As promised, a little crush gossip… and the first time its all about me!!!
So, not sure what you all know about me so I will fill you in. I am Shannon, owner of Crushcakes and Cafe. I often get the question, “how did you think of crushcakes?” or “what inspired you to open crushcakes?” and here is my answer…
Almost 2 years ago, I was a burned out Human Resources Manager going to law school, trying to figure out what I wanted to do with myself. Painful as it was, I had written off the restaurant business forever after my Bitterman’s days because it was so stressful while raising kids. Then in May of 2007 I attended a yoga retreat in Sonoma with a girl friend of mine. The infamous yoga retreat that changed my life. It was 5 days of the most amazing people, food, environment, yoga, hiking, but most of all, alone time. After having 2 sets of twins, alone time did not come round very often, especially not the kind of alone time where all you do is think.
On the second day in Sonoma, I knew I needed to quit law school, the restaurant business was calling me back. I felt like the best years in my life were already over with the coming and going of Bittermans, and at age 37, I was not going to accept that! There had to be more!
Crushcakes was developed in my head while I was supposed to be meditating. Cupcake flavors were stirring in my brain while I was doing downward dog. The color, the concept and ideal location all came to mind while in warrior pose. I was ready and could not wait to get back to SB to make it happen!

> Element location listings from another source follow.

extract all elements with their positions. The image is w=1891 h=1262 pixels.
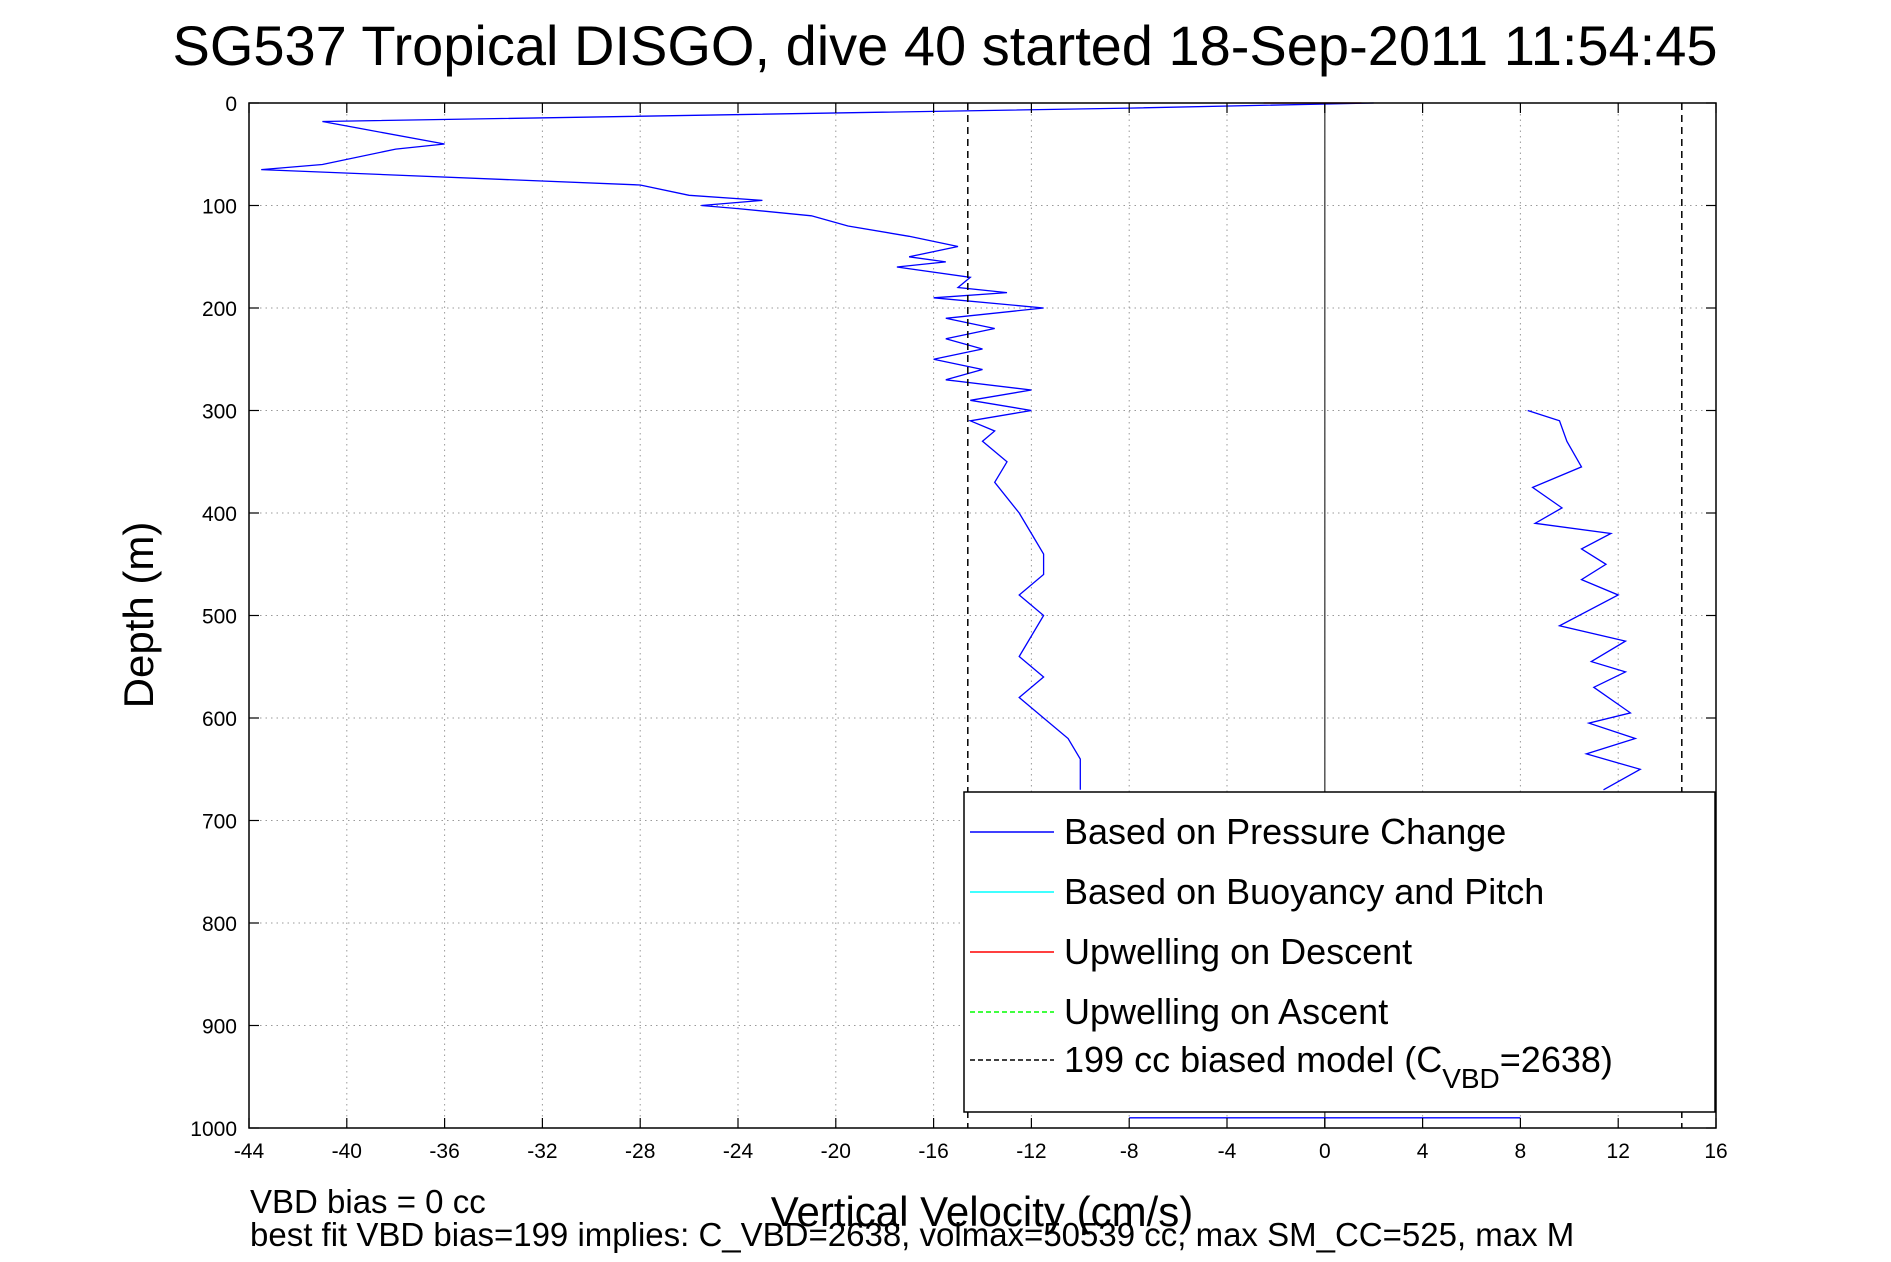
y-tick-label: 100 [202, 196, 237, 219]
x-tick-label: 12 [1607, 1140, 1630, 1163]
y-tick-label: 400 [202, 503, 237, 526]
y-tick-label: 600 [202, 708, 237, 731]
x-tick-labels: -44 -40 -36 -32 -28 -24 -20 -16 -12 -8 -4 0 4 8 12 16 [234, 103, 1728, 1163]
legend-label: Upwelling on Descent [1064, 931, 1412, 972]
y-tick-label: 1000 [190, 1118, 237, 1141]
x-tick-label: -40 [332, 1140, 362, 1163]
y-tick-label: 900 [202, 1016, 237, 1039]
x-tick-label: 8 [1515, 1140, 1527, 1163]
chart-title: SG537 Tropical DISGO, dive 40 started 18… [172, 14, 1717, 77]
x-tick-label: -24 [723, 1140, 754, 1163]
x-tick-label: 0 [1319, 1140, 1331, 1163]
x-tick-label: -8 [1120, 1140, 1139, 1163]
footer-line-1: VBD bias = 0 cc [250, 1183, 486, 1220]
y-tick-label: 300 [202, 401, 237, 424]
legend-label: Upwelling on Ascent [1064, 991, 1388, 1032]
x-tick-label: 4 [1417, 1140, 1429, 1163]
x-tick-label: -4 [1218, 1140, 1237, 1163]
x-axis-label: Vertical Velocity (cm/s) [771, 1188, 1193, 1235]
y-tick-label: 700 [202, 811, 237, 834]
series-line-0-1 [1527, 409, 1642, 791]
x-tick-label: -36 [429, 1140, 459, 1163]
series-line-0-0 [261, 102, 1374, 790]
x-tick-label: 16 [1704, 1140, 1727, 1163]
legend-box [963, 791, 1716, 1113]
footer-line-2: best fit VBD bias=199 implies: C_VBD=263… [250, 1216, 1574, 1253]
y-tick-label: 800 [202, 913, 237, 936]
x-tick-label: -32 [527, 1140, 557, 1163]
x-tick-label: -16 [918, 1140, 948, 1163]
y-tick-labels: 0 100 200 300 400 500 600 700 800 900 1000 [190, 93, 1716, 1141]
y-tick-label: 200 [202, 298, 237, 321]
legend: Based on Pressure Change Based on Buoyanc… [963, 791, 1716, 1113]
legend-label: Based on Buoyancy and Pitch [1064, 871, 1544, 912]
y-tick-label: 500 [202, 606, 237, 629]
x-tick-label: -12 [1016, 1140, 1046, 1163]
y-axis-label: Depth (m) [115, 522, 162, 709]
x-tick-label: -44 [234, 1140, 265, 1163]
legend-label: Based on Pressure Change [1064, 811, 1506, 852]
y-tick-label: 0 [225, 93, 237, 116]
x-tick-label: -20 [821, 1140, 851, 1163]
legend-label: 199 cc biased model (CVBD=2638) [1064, 1039, 1613, 1094]
x-tick-label: -28 [625, 1140, 655, 1163]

But then the next day came an even stronger revalation which took over everything else, my unhappy marriage was killing me. As I sat in a hot, sweaty room filled with women in tight yoga attire, I did not make myself look away the way I normally did. I allowed myself to look at the beautiful woman next to me and try to better understand what I was feeling and why. A feeling I had experienced often in my life but rarely acknowledged. Now I needed to….by the time I was left Sonoma for home a couple days later, there was no doubt in my mind. So many things in my life now made sense to me. I was happy, relieved, excited, nervous, but most of all scared to come home to a husband and four kids with this knowledge and having to deal with it.
Now, almost 2 years later, I am happier then I have ever been in my life. The emptiness is gone. I have opened my dream business with Crushcakes and the Cafe. I have an amazing and supportive family that loves me and cares deeply for me and respect the decisions I have made in my life. Now I have achieved success.